One very simple line that Dr Lehman often uses is, “Lord, I invite you to be with me, please help me to perceive your presence.” He often suggests people pray this once they are connected to a positive memory and feeling a sense of appreciation. I remember the first time I ever tried Immanuel prayer with Dr Lehman, I was remembering a positive memory of playing with other missionary kids in Kenya. When I prayed something like, “Lord, I invite you to be with me, please help me to perceive your presence,” I suddenly started to see Jesus walking amidst us as children. He was in his adult form, but he joined right in at our level as if it was the most natural thing in the world to just join in our games with a relaxed joy. As I think about it now, it wasn’t like he was coming in from somewhere else, it was like he had been there the whole time and I was only just getting my spiritual eyesight online to be able to see him there with us as he really was at the time. Thus, I guess it really was the most natural thing for him to be there, since it seems he actually was there the whole time.

This brings us to an interesting question. Why would we invite God’s presence if God is already present with us? In Matthew 28:20, as he was preparing to ascend into heaven, Jesus said, “And surely I am with you always to the very end of the age.” Psalm 139 has a similar theme saying, “Where can I go from your Spirit? Where can I flee from your presence? If I go up to the heavens, you are there; if I make my bed in the depths, you are there. If I rise on the wings of the dawn, if I settle on the far side of the sea, even there your hand will guide me, your right hand will hold me fast. (Ps 139:7-10). The truth is, it is not necessary to explicitly verbally invite God in order to perceive his presence. Many people spontaneously sense God’s presence in worship, quiet time, a moment of beauty, or a million other moments in their lives. Many people can simply say, “Help me sense your presence,” or “Please refresh my sense of your presence” and begin sensing God’s presence. Others find it works with a little practice to simply deliberately look for Jesus presence in the context of a memory or right with them in the room. I think the key thing God is looking for is whether our hearts are open to his presence. If so, he knows he feels welcome to help us sense his presence more clearly. If there is not openness, God seems not force us to sense him. (Note that there are also other variables at play in our ability to clearly sense God’s presence including how emotionally safe we are feeling, whether we have someone to share subtle thoughts with, what we expect, etc.)

Some of us, or at least parts of us may not feel safe for various reasons to sense God’s presence directly. For example, we may fear God is mad at us, or will judge us. Or part of us may be mad at God and want to punish him by giving him the cold shoulder. I don’t have time to go into all of these possible blocks in this particular workshop but I plan to take a careful look at them in a future workshop series on addressing blocks and limits to sensing God’s presence.
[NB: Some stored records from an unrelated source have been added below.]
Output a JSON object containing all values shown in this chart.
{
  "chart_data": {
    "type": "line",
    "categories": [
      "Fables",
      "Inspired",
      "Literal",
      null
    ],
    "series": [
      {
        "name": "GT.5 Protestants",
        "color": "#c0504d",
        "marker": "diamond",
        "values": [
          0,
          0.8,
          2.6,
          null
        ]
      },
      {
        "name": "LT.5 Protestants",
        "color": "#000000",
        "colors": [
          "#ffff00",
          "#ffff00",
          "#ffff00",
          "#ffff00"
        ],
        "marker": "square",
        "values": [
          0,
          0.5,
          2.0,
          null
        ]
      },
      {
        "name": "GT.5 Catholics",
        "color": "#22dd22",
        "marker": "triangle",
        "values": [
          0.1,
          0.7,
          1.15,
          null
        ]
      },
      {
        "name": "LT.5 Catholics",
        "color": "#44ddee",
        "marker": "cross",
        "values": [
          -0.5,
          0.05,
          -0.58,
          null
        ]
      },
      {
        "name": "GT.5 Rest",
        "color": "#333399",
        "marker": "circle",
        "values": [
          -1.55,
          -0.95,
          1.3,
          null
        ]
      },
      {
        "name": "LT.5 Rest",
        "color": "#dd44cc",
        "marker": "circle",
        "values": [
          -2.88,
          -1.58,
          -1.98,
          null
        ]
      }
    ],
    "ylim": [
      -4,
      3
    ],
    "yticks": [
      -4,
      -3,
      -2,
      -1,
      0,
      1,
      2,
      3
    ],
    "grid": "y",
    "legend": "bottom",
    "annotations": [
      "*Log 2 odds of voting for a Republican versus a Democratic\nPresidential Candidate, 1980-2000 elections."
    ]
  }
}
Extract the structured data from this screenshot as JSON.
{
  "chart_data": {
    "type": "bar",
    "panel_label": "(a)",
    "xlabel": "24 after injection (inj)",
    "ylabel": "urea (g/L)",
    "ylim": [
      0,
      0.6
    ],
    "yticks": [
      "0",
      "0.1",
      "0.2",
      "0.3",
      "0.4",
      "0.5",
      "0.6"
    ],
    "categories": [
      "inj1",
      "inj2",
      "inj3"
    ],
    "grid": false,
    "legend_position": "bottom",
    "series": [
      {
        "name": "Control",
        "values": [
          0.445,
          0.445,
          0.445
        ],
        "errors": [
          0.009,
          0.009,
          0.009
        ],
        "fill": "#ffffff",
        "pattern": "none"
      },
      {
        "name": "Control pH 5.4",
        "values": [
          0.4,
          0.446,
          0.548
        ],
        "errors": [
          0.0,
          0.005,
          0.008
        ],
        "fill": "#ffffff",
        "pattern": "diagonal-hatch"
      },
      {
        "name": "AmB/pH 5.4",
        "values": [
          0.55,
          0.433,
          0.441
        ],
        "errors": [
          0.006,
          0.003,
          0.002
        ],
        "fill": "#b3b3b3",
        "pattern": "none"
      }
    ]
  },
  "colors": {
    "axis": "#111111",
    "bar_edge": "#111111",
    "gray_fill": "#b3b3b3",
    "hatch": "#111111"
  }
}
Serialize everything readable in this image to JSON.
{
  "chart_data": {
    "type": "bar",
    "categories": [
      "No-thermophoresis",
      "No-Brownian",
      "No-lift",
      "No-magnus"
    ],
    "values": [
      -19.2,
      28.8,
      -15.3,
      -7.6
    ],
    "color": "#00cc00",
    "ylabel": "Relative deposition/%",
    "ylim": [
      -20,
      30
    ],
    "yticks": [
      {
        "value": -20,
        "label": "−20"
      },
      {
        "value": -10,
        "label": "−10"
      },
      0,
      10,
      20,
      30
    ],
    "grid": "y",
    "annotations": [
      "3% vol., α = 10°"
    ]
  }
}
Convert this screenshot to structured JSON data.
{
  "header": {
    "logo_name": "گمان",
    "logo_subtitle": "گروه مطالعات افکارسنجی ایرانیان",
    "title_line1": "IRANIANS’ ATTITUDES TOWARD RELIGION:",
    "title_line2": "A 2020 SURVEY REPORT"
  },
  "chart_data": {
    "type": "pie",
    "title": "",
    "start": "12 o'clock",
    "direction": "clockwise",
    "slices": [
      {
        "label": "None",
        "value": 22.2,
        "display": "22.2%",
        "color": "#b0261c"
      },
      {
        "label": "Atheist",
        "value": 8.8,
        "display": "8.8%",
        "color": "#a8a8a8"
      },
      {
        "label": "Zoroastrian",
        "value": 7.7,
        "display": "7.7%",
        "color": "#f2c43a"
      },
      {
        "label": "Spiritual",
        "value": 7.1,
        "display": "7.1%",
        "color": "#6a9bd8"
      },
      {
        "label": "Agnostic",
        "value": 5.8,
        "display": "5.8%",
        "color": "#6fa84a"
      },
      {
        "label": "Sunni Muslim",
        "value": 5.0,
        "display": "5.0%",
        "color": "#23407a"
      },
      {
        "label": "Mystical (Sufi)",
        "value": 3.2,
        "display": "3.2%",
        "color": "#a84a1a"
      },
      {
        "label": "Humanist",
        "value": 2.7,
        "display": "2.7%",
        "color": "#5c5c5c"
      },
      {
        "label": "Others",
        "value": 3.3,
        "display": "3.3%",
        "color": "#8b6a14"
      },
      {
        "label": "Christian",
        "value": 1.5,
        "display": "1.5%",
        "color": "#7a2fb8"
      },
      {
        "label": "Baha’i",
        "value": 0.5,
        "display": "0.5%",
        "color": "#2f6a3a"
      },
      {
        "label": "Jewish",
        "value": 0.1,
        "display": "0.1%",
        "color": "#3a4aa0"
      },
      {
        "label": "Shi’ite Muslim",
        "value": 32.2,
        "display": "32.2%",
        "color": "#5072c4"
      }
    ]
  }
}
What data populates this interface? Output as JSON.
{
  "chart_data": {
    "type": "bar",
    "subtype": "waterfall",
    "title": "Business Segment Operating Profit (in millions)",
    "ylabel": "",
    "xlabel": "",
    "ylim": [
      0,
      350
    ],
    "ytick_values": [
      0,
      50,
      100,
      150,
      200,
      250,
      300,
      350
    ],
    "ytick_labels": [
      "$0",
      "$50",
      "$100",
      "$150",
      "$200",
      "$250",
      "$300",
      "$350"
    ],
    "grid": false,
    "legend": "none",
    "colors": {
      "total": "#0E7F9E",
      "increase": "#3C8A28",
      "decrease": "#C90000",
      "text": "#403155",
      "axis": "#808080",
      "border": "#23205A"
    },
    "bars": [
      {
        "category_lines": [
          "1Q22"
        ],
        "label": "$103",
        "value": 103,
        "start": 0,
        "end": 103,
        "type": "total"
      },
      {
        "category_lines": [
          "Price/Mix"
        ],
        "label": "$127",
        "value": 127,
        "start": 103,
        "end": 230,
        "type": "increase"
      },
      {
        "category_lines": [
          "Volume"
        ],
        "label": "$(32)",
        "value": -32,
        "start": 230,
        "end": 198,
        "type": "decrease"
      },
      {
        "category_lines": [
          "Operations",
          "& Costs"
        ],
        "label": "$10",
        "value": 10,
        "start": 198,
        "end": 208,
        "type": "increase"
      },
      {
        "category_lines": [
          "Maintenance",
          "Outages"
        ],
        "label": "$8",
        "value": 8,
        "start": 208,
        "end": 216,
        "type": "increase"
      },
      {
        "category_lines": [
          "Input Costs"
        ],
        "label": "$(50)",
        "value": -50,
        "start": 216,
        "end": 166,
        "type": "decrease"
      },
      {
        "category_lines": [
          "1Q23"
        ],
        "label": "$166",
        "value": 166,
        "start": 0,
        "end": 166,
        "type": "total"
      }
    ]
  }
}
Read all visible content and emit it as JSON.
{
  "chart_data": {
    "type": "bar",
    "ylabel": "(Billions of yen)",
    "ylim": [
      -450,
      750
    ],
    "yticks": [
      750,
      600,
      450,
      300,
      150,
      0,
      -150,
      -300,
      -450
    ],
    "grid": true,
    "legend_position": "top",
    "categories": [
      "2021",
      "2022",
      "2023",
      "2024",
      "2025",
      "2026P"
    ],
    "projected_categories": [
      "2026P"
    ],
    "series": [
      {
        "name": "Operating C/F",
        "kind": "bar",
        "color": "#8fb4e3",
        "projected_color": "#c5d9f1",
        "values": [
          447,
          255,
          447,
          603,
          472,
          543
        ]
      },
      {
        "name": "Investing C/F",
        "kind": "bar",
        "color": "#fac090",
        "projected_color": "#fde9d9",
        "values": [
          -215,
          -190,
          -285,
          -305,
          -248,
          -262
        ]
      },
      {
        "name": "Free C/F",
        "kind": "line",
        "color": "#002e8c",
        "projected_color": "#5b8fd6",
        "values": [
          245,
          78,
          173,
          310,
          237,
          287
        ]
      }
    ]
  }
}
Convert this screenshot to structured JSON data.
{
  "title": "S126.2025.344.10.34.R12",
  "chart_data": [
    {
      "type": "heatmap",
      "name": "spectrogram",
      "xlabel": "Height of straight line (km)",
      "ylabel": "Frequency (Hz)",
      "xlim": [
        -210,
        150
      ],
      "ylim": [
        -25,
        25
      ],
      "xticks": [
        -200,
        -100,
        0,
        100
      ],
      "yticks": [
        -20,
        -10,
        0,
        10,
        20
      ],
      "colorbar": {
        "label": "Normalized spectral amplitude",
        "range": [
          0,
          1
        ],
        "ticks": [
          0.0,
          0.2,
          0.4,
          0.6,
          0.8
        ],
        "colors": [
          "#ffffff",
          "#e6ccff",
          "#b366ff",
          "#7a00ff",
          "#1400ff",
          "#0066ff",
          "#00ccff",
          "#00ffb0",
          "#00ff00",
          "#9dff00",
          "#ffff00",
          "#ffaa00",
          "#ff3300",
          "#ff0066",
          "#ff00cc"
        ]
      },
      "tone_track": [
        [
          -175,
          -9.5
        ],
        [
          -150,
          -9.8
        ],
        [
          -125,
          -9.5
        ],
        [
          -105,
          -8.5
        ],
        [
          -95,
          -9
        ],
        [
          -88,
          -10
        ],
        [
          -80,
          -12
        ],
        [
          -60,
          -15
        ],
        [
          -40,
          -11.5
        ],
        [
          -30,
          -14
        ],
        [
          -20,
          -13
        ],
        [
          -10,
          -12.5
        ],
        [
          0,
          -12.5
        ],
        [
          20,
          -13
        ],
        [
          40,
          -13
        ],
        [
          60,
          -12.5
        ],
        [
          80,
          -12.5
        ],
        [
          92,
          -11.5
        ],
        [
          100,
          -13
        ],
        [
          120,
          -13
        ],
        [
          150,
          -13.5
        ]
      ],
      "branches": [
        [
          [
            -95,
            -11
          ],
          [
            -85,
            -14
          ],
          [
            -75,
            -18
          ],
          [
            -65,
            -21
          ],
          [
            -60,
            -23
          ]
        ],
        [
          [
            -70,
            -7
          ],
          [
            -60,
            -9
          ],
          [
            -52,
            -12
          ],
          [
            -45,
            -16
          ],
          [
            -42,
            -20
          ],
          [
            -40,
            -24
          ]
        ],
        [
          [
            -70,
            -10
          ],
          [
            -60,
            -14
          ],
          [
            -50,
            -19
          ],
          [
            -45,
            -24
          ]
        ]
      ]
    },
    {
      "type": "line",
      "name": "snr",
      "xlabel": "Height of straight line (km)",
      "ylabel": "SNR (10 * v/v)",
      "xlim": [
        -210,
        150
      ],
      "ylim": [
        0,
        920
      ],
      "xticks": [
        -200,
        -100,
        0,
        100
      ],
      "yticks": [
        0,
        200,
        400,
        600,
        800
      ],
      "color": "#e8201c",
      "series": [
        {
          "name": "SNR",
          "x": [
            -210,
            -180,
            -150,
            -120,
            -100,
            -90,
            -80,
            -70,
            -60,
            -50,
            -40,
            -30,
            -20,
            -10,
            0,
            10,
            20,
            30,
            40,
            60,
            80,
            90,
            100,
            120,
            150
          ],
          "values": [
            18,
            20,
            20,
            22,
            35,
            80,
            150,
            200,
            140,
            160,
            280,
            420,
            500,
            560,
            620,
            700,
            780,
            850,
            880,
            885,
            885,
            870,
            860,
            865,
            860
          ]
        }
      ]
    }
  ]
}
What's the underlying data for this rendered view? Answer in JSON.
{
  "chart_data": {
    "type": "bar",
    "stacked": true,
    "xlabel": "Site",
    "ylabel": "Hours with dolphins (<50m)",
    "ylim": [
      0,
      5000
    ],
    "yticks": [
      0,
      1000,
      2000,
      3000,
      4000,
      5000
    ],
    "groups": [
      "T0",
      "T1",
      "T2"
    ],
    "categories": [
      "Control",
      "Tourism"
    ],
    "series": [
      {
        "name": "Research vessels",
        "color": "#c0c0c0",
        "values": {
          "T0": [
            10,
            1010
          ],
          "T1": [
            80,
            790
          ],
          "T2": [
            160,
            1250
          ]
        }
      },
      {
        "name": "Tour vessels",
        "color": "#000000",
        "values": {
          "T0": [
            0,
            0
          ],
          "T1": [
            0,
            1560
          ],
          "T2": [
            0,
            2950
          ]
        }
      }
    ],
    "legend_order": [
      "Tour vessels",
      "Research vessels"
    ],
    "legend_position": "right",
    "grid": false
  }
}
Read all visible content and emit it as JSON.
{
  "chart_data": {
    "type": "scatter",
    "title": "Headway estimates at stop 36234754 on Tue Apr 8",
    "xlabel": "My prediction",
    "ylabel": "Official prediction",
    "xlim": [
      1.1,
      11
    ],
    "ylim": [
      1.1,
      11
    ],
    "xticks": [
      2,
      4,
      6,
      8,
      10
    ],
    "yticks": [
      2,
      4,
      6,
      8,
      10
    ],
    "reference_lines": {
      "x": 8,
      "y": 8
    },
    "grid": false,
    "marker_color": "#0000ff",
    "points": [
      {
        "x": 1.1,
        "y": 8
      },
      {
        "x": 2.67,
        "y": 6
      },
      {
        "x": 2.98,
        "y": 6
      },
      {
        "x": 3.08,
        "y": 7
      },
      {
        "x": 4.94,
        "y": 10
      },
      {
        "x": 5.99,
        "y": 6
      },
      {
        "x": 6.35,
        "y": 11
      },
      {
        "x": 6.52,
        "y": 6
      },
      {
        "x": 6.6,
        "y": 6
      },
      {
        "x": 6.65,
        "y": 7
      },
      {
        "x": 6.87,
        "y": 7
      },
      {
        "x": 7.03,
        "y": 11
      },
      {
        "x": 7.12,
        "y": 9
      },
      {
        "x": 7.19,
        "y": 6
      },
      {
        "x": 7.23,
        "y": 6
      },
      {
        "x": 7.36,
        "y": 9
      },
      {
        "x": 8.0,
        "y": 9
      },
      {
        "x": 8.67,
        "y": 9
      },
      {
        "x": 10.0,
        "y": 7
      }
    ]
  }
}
For now, I will simply say that people can often sense God’s presence even without all of these blocks resolved. Perhaps it is like Jesus comes into the living room of our heart and all the parts of us that want to connect with him are welcome to sit down to share a cup of tea with him. Those aspects/parts of us that are not yet ready can hang out in another room, or outside. Jesus won’t force his presence on any part of us until we are ready and open to it. This workshop will include an opportunity to practice welcoming God/Jesus in the context of a positive memory. Anyone who wants to do this is welcome to join in, but as always, exercises are completely optional, and there is no pressure. I hope to see you there and plan to make a recording for those who are not able to attend.